La présence de méga-herbivores n’est pas une condition préalable pour contrôler les espèces végétales envahissantes. Des herbivores de plus petite à moyenne taille peuvent produire des résultats comparables.

Par exemple, en Hongrie, les buffles d’eau ont été montrés comme dissuasifs contre le séneçon du Cap, une espèce également problématique au Danemark. De même, des bovins des Highlands d’Écosse sont utilisés au Danemark pour gérer les églantiers, une espèce asiatique souvent considérée comme nuisible dans les écosystèmes danois, malgré leur plus petite taille par rapport aux méga-herbivores.

Flexibilité et Résilience en Conservation

elon le professeur Jens-Christian Svenning de l’Université d’Aarhus, l’auteur principal de l’étude, la taille des animaux brouteurs n’est pas le seul facteur déterminant dans la lutte contre les espèces envahissantes. Il souligne l’efficacité de l’utilisation d’un mélange d’herbivores de différentes tailles. Des espèces comme les cerfs, les buffles, les bovins et les chevaux peuvent collaborer efficacement dans les projets de renaturation en traitant différentes espèces de plantes envahissantes.

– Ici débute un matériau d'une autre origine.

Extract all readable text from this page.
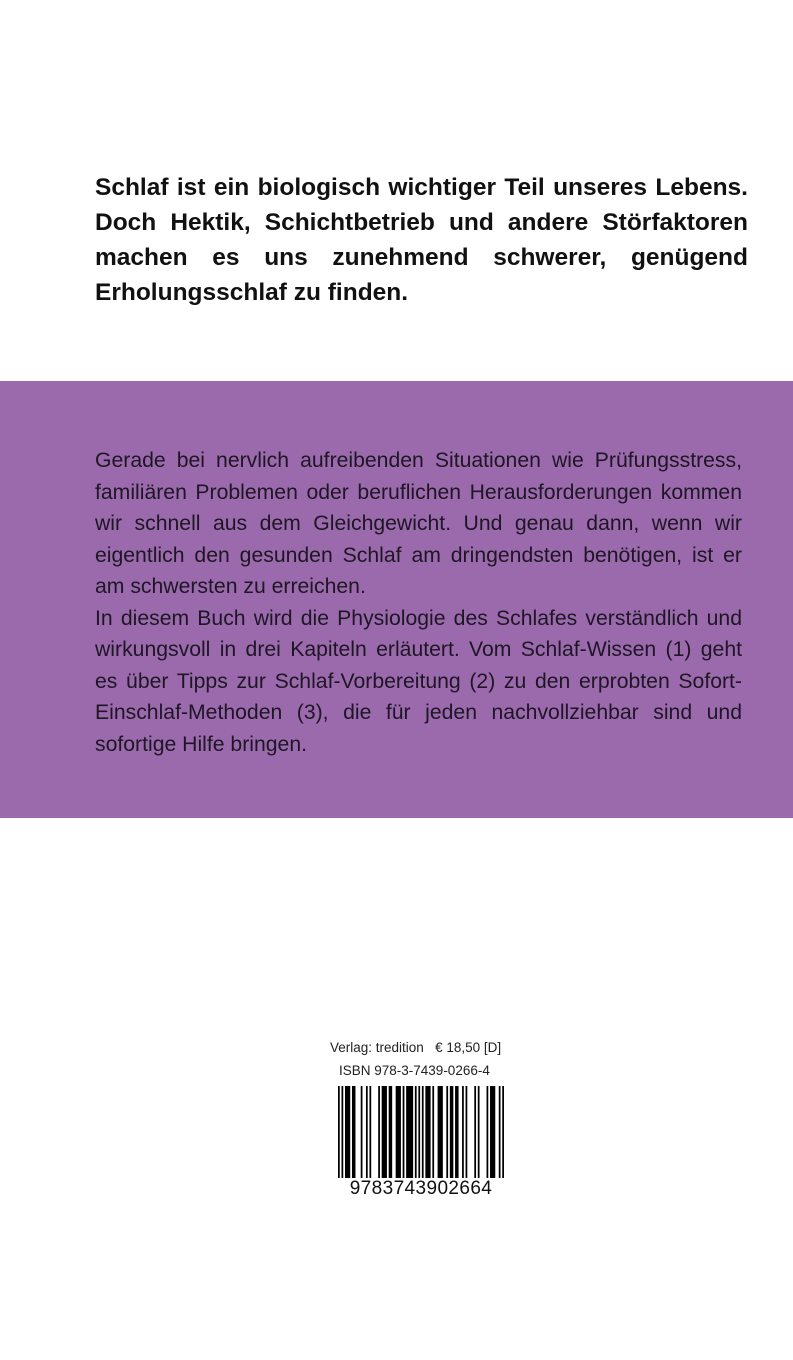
Schlaf ist ein biologisch wichtiger Teil unseres Lebens. Doch Hektik, Schichtbetrieb und andere Störfaktoren machen es uns zunehmend schwerer, genügend Erholungsschlaf zu finden.

Gerade bei nervlich aufreibenden Situationen wie Prüfungsstress, familiären Problemen oder beruflichen Herausforderungen kommen wir schnell aus dem Gleichgewicht. Und genau dann, wenn wir eigentlich den gesunden Schlaf am dringendsten benötigen, ist er am schwersten zu erreichen.

In diesem Buch wird die Physiologie des Schlafes verständlich und wirkungsvoll in drei Kapiteln erläutert. Vom Schlaf-Wissen (1) geht es über Tipps zur Schlaf-Vorbereitung (2) zu den erprobten Sofort-Einschlaf-Methoden (3), die für jeden nachvollziehbar sind und sofortige Hilfe bringen.

Verlag: tredition € 18,50 [D]
ISBN 978-3-7439-0266-4
9783743902664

Cette approche renforce la flexibilité et la résilience dans les efforts de conservation.

Ninad Avinash Mungi, chercheur postdoctoral à l’Université d’Aarhus et premier auteur de l’étude, souligne qu’un mélange d’herbivores de différentes tailles peut être utilisé. Cette approche offre de la polyvalence et de l’adaptabilité dans la lutte contre les espèces envahissantes. Il suggère également de réaliser une enquête européenne complète sur la biodiversité similaire à l’initiative détentrice du record du monde Guinness de l’Inde, compte tenu des ressources plus importantes de l’Europe pour investir dans la nature et la restauration.